Huazhong Agricultural University, College of Informatics, Hubei Key Laboratory of Agricultural Bioinformatics, No.1 Shizishan Street, Hongshan District, Wuhan, 430070, Hubei, China.
Rush University Medical Center, Rush Alzheimer's Disease Center, Chicago, IL, USA.
Alzheimers Res Ther. 2021 Mar 4;13(1):55. doi: 10.1186/s13195-021-00794-8.
Single-nucleotide polymorphisms (SNPs) identified by genome-wide association studies only explain part of the heritability of Alzheimer's disease (AD). Epistasis has been considered as one of the main causes of "missing heritability" in AD.
We performed genome-wide epistasis screening (N = 10,389) for the clinical diagnosis of AD using three popularly adopted methods. Subsequent analyses were performed to eliminate spurious associations caused by possible confounding factors. Then, candidate genetic interactions were examined for their co-expression in the brains of AD patients and analyzed for their association with intermediate AD phenotypes. Moreover, a new approach was developed to compile the epistasis risk factors into an epistasis risk score (ERS) based on multifactor dimensional reduction. Two independent datasets were used to evaluate the feasibility of ERSs in AD risk prediction.
We identified 2 candidate genetic interactions with P < 0.05 (RAMP3-SEMA3A and NSMCE1-DGKE/C17orf67) and another 5 genetic interactions with P < 0.1. Co-expression between the identified interactions supported the existence of possible biological interactions underlying the observed statistical significance. Further association of candidate interactions with intermediate phenotypes helps explain the mechanisms of neuropathological alterations involved in AD. Importantly, we found that ERSs can identify high-risk individuals showing earlier onset of AD. Combined risk scores of SNPs and SNP-SNP interactions showed slightly but steadily increased AUC in predicting the clinical status of AD.
In summary, we performed a genome-wide epistasis analysis to identify novel genetic interactions potentially implicated in AD. We found that ERS can serve as an indicator of the genetic risk of AD.
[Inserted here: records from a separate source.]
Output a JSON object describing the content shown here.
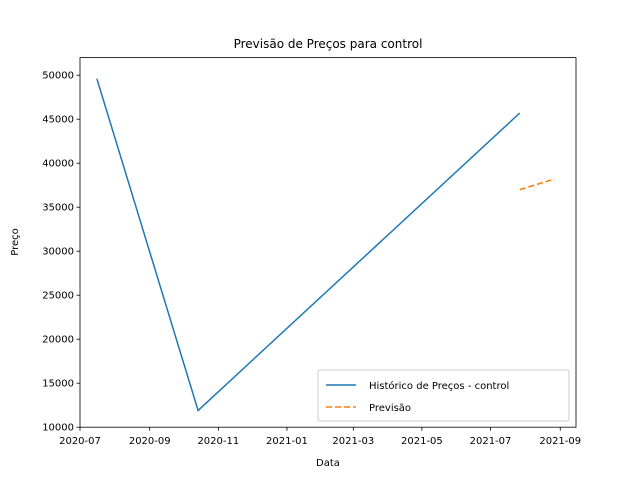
{
  "chart_data": {
    "type": "line",
    "title": "Previsão de Preços para control",
    "xlabel": "Data",
    "ylabel": "Preço",
    "x_axis_type": "date",
    "xlim": [
      "2020-07-01",
      "2021-09-15"
    ],
    "ylim": [
      10000,
      52000
    ],
    "x_ticks": [
      "2020-07",
      "2020-09",
      "2020-11",
      "2021-01",
      "2021-03",
      "2021-05",
      "2021-07",
      "2021-09"
    ],
    "y_ticks": [
      10000,
      15000,
      20000,
      25000,
      30000,
      35000,
      40000,
      45000,
      50000
    ],
    "grid": false,
    "legend_position": "lower-right",
    "series": [
      {
        "name": "Histórico de Preços - control",
        "color": "#1f77b4",
        "line_style": "solid",
        "points": [
          {
            "x": "2020-07-16",
            "y": 49600
          },
          {
            "x": "2020-10-14",
            "y": 11900
          },
          {
            "x": "2021-07-27",
            "y": 45700
          }
        ]
      },
      {
        "name": "Previsão",
        "color": "#ff7f0e",
        "line_style": "dashed",
        "points": [
          {
            "x": "2021-07-27",
            "y": 37000
          },
          {
            "x": "2021-08-27",
            "y": 38200
          }
        ]
      }
    ]
  }
}
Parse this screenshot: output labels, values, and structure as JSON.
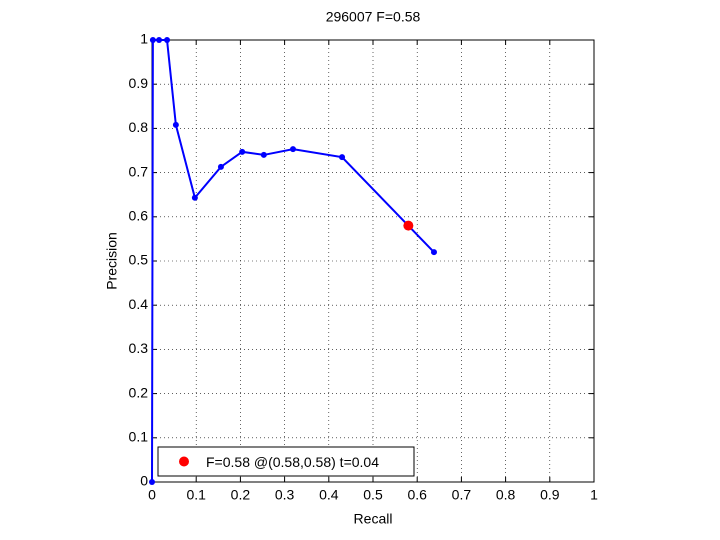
{
  "chart_data": {
    "type": "line",
    "title": "296007 F=0.58",
    "x_label": "Recall",
    "y_label": "Precision",
    "xlim": [
      0,
      1
    ],
    "ylim": [
      0,
      1
    ],
    "xticks": [
      0,
      0.1,
      0.2,
      0.3,
      0.4,
      0.5,
      0.6,
      0.7,
      0.8,
      0.9,
      1
    ],
    "yticks": [
      0,
      0.1,
      0.2,
      0.3,
      0.4,
      0.5,
      0.6,
      0.7,
      0.8,
      0.9,
      1
    ],
    "grid": true,
    "legend": "lower left",
    "series": [
      {
        "color": "#0000ff",
        "x": [
          0,
          0.002,
          0.016,
          0.034,
          0.054,
          0.097,
          0.156,
          0.204,
          0.253,
          0.319,
          0.43,
          0.638
        ],
        "values": [
          0,
          1,
          1,
          1,
          0.808,
          0.643,
          0.713,
          0.747,
          0.74,
          0.753,
          0.735,
          0.52
        ]
      },
      {
        "name": "F=0.58 @(0.58,0.58) t=0.04",
        "color": "#ff0000",
        "x": [
          0.58
        ],
        "values": [
          0.58
        ]
      }
    ]
  }
}
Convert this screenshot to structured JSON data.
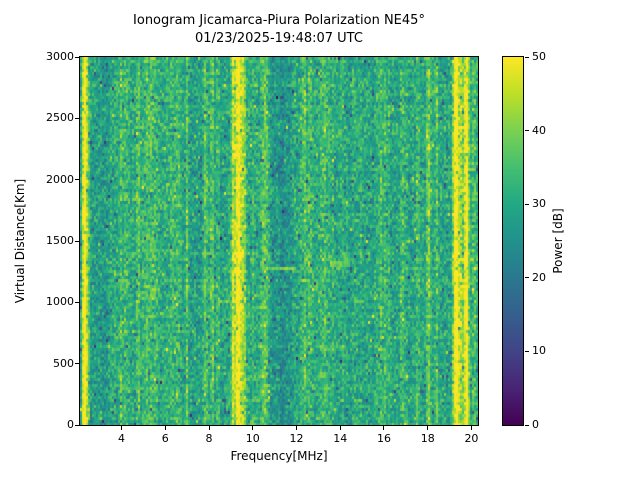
{
  "figure": {
    "title_line1": "Ionogram Jicamarca-Piura Polarization NE45°",
    "title_line2": "01/23/2025-19:48:07 UTC",
    "background": "#ffffff"
  },
  "chart_data": {
    "type": "heatmap",
    "title": "Ionogram Jicamarca-Piura Polarization NE45°",
    "subtitle": "01/23/2025-19:48:07 UTC",
    "xlabel": "Frequency[MHz]",
    "ylabel": "Virtual Distance[Km]",
    "colorbar_label": "Power [dB]",
    "x_range_mhz": [
      2.1,
      20.3
    ],
    "y_range_km": [
      0,
      3000
    ],
    "color_range_db": [
      0,
      50
    ],
    "x_ticks": [
      4,
      6,
      8,
      10,
      12,
      14,
      16,
      18,
      20
    ],
    "y_ticks": [
      0,
      500,
      1000,
      1500,
      2000,
      2500,
      3000
    ],
    "colorbar_ticks": [
      0,
      10,
      20,
      30,
      40,
      50
    ],
    "colormap": "viridis",
    "colormap_stops": [
      {
        "t": 0.0,
        "color": "#440154"
      },
      {
        "t": 0.1,
        "color": "#482475"
      },
      {
        "t": 0.2,
        "color": "#414487"
      },
      {
        "t": 0.3,
        "color": "#355f8d"
      },
      {
        "t": 0.4,
        "color": "#2a788e"
      },
      {
        "t": 0.5,
        "color": "#21918c"
      },
      {
        "t": 0.6,
        "color": "#22a884"
      },
      {
        "t": 0.7,
        "color": "#44bf70"
      },
      {
        "t": 0.8,
        "color": "#7ad151"
      },
      {
        "t": 0.9,
        "color": "#bddf26"
      },
      {
        "t": 1.0,
        "color": "#fde725"
      }
    ],
    "background_mean_db": 29.5,
    "background_std_db": 5,
    "interference_lines": [
      {
        "freq_mhz": 2.25,
        "boost_db": 12,
        "sigma_mhz": 0.05,
        "solid": false
      },
      {
        "freq_mhz": 2.34,
        "boost_db": 26,
        "sigma_mhz": 0.07,
        "solid": true
      },
      {
        "freq_mhz": 2.5,
        "boost_db": 6,
        "sigma_mhz": 0.05,
        "solid": false
      },
      {
        "freq_mhz": 3.95,
        "boost_db": 11,
        "sigma_mhz": 0.05,
        "solid": false
      },
      {
        "freq_mhz": 4.2,
        "boost_db": 7,
        "sigma_mhz": 0.1,
        "solid": false
      },
      {
        "freq_mhz": 4.75,
        "boost_db": 10,
        "sigma_mhz": 0.05,
        "solid": false
      },
      {
        "freq_mhz": 5.3,
        "boost_db": 5,
        "sigma_mhz": 0.35,
        "solid": false
      },
      {
        "freq_mhz": 6.4,
        "boost_db": 4,
        "sigma_mhz": 0.3,
        "solid": false
      },
      {
        "freq_mhz": 7.0,
        "boost_db": 10,
        "sigma_mhz": 0.05,
        "solid": false
      },
      {
        "freq_mhz": 7.85,
        "boost_db": 11,
        "sigma_mhz": 0.05,
        "solid": false
      },
      {
        "freq_mhz": 8.15,
        "boost_db": 13,
        "sigma_mhz": 0.05,
        "solid": false
      },
      {
        "freq_mhz": 8.4,
        "boost_db": 7,
        "sigma_mhz": 0.05,
        "solid": false
      },
      {
        "freq_mhz": 9.1,
        "boost_db": 15,
        "sigma_mhz": 0.06,
        "solid": false
      },
      {
        "freq_mhz": 9.35,
        "boost_db": 24,
        "sigma_mhz": 0.13,
        "solid": true
      },
      {
        "freq_mhz": 9.6,
        "boost_db": 14,
        "sigma_mhz": 0.05,
        "solid": false
      },
      {
        "freq_mhz": 10.0,
        "boost_db": 5,
        "sigma_mhz": 0.05,
        "solid": false
      },
      {
        "freq_mhz": 10.55,
        "boost_db": 8,
        "sigma_mhz": 0.2,
        "solid": false
      },
      {
        "freq_mhz": 12.35,
        "boost_db": 9,
        "sigma_mhz": 0.09,
        "solid": false
      },
      {
        "freq_mhz": 12.6,
        "boost_db": 8,
        "sigma_mhz": 0.08,
        "solid": false
      },
      {
        "freq_mhz": 13.3,
        "boost_db": 4,
        "sigma_mhz": 0.25,
        "solid": false
      },
      {
        "freq_mhz": 14.9,
        "boost_db": 4,
        "sigma_mhz": 0.2,
        "solid": false
      },
      {
        "freq_mhz": 15.9,
        "boost_db": 5,
        "sigma_mhz": 0.25,
        "solid": false
      },
      {
        "freq_mhz": 16.85,
        "boost_db": 8,
        "sigma_mhz": 0.05,
        "solid": false
      },
      {
        "freq_mhz": 17.55,
        "boost_db": 7,
        "sigma_mhz": 0.05,
        "solid": false
      },
      {
        "freq_mhz": 18.05,
        "boost_db": 10,
        "sigma_mhz": 0.09,
        "solid": false
      },
      {
        "freq_mhz": 18.4,
        "boost_db": 9,
        "sigma_mhz": 0.07,
        "solid": false
      },
      {
        "freq_mhz": 19.3,
        "boost_db": 26,
        "sigma_mhz": 0.1,
        "solid": true
      },
      {
        "freq_mhz": 19.55,
        "boost_db": 13,
        "sigma_mhz": 0.1,
        "solid": false
      },
      {
        "freq_mhz": 19.78,
        "boost_db": 26,
        "sigma_mhz": 0.08,
        "solid": true
      },
      {
        "freq_mhz": 20.15,
        "boost_db": 7,
        "sigma_mhz": 0.08,
        "solid": false
      }
    ],
    "broad_bands": [
      {
        "f0": 2.6,
        "f1": 3.4,
        "delta_db": -2.0
      },
      {
        "f0": 5.0,
        "f1": 5.8,
        "delta_db": 1.5
      },
      {
        "f0": 10.7,
        "f1": 11.8,
        "delta_db": -3.5
      },
      {
        "f0": 13.0,
        "f1": 14.3,
        "delta_db": 1.0
      },
      {
        "f0": 14.4,
        "f1": 15.6,
        "delta_db": -1.0
      }
    ],
    "echo_trace_segments": [
      {
        "f0": 10.45,
        "f1": 11.95,
        "distance_km": 1280,
        "power_db": 42
      },
      {
        "f0": 13.5,
        "f1": 14.45,
        "distance_km": 1315,
        "power_db": 40
      }
    ]
  }
}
全基因组关联研究鉴定的单核苷酸多态性(SNPs)仅能解释阿尔茨海默病(AD)部分遗传率。上位性已被认为是 AD 中“遗传缺失”的主要原因之一。
我们使用三种常用方法,针对 AD 的临床诊断进行了全基因组上位性筛选(N=10389)。随后的分析消除了可能由混杂因素引起的虚假关联。然后,对候选遗传相互作用进行了共表达分析,以检查它们与 AD 患者大脑中的中间 AD 表型的关联。此外,开发了一种新方法,基于多因素维度缩减将上位性风险因素编译为上位性风险评分(ERS)。使用两个独立的数据集来评估 ERS 在 AD 风险预测中的可行性。
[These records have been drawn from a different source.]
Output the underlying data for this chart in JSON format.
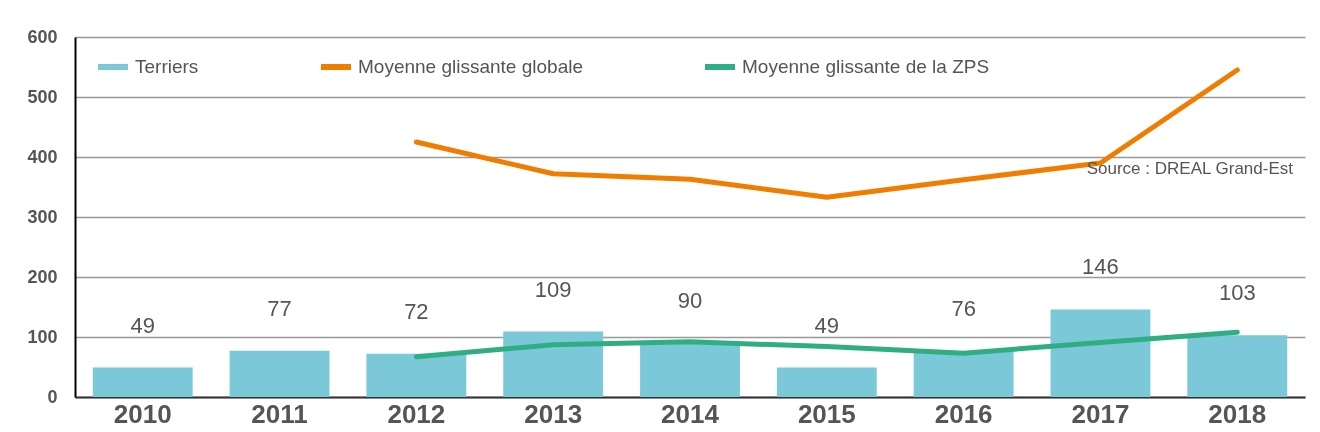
{
  "chart_data": {
    "type": "bar",
    "categories": [
      "2010",
      "2011",
      "2012",
      "2013",
      "2014",
      "2015",
      "2016",
      "2017",
      "2018"
    ],
    "series": [
      {
        "name": "Terriers",
        "type": "bar",
        "color": "#7ac8d8",
        "values": [
          49,
          77,
          72,
          109,
          90,
          49,
          76,
          146,
          103
        ],
        "value_labels": [
          "49",
          "77",
          "72",
          "109",
          "90",
          "49",
          "76",
          "146",
          "103"
        ]
      },
      {
        "name": "Moyenne glissante globale",
        "type": "line",
        "color": "#f07d00",
        "values": [
          null,
          null,
          425,
          372,
          363,
          333,
          362,
          390,
          545
        ]
      },
      {
        "name": "Moyenne glissante de la ZPS",
        "type": "line",
        "color": "#2fae84",
        "values": [
          null,
          null,
          67,
          87,
          92,
          84,
          73,
          91,
          108
        ]
      }
    ],
    "ylim": [
      0,
      600
    ],
    "yticks": [
      0,
      100,
      200,
      300,
      400,
      500,
      600
    ],
    "grid": "y",
    "legend": "top",
    "annotations": [
      "Source : DREAL Grand-Est"
    ]
  }
}
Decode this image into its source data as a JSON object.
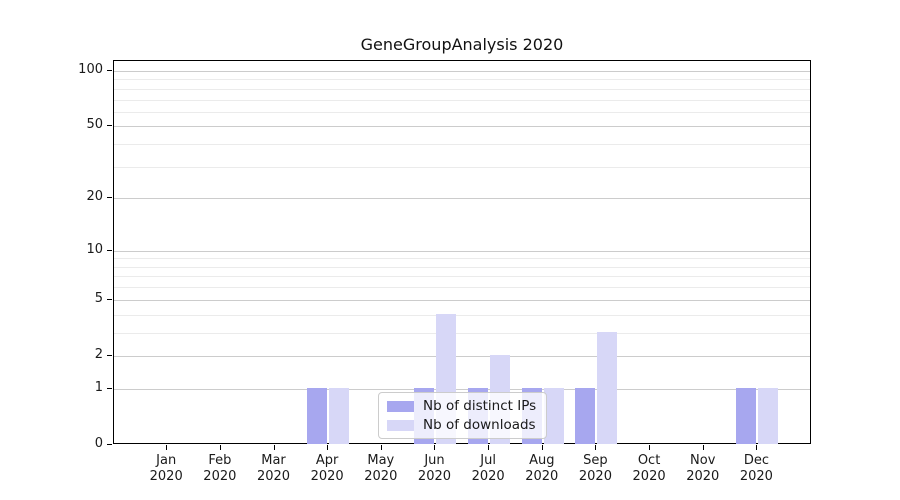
{
  "chart_data": {
    "type": "bar",
    "title": "GeneGroupAnalysis 2020",
    "categories": [
      "Jan",
      "Feb",
      "Mar",
      "Apr",
      "May",
      "Jun",
      "Jul",
      "Aug",
      "Sep",
      "Oct",
      "Nov",
      "Dec"
    ],
    "category_year": "2020",
    "series": [
      {
        "name": "Nb of distinct IPs",
        "color": "#a7a7ef",
        "values": [
          0,
          0,
          0,
          1,
          0,
          1,
          1,
          1,
          1,
          0,
          0,
          1
        ]
      },
      {
        "name": "Nb of downloads",
        "color": "#d7d7f7",
        "values": [
          0,
          0,
          0,
          1,
          0,
          4,
          2,
          1,
          3,
          0,
          0,
          1
        ]
      }
    ],
    "y_axis": {
      "scale": "log1p",
      "ticks": [
        0,
        1,
        2,
        5,
        10,
        20,
        50,
        100
      ],
      "minor_gridlines": [
        3,
        4,
        6,
        7,
        8,
        9,
        30,
        40,
        60,
        70,
        80,
        90
      ],
      "max": 113
    },
    "x_axis": {
      "label_line2": "2020"
    },
    "grid": "horizontal",
    "legend_position": "lower center",
    "colors": {
      "major_grid": "#cccccc",
      "minor_grid": "#ebebeb",
      "axis": "#000000",
      "text": "#1a1a1a"
    }
  }
}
我们鉴定出了 2 个具有 P<0.05 的候选遗传相互作用(RAMP3-SEMA3A 和 NSMCE1-DGKE/C17orf67)和另外 5 个具有 P<0.1 的遗传相互作用。鉴定出的相互作用之间的共表达支持了观察到的统计学显著意义背后可能存在的生物学相互作用的存在。候选相互作用与中间表型的进一步关联有助于解释 AD 涉及的神经病理改变的机制。重要的是,我们发现 ERS 可以识别出具有 AD 发病较早的高危个体。SNP 和 SNP-SNP 相互作用的组合风险评分在预测 AD 的临床状态时,AUC 略有但稳步增加。
总之,我们进行了全基因组上位性分析,以鉴定潜在参与 AD 的新型遗传相互作用。我们发现 ERS 可以作为 AD 遗传风险的指标。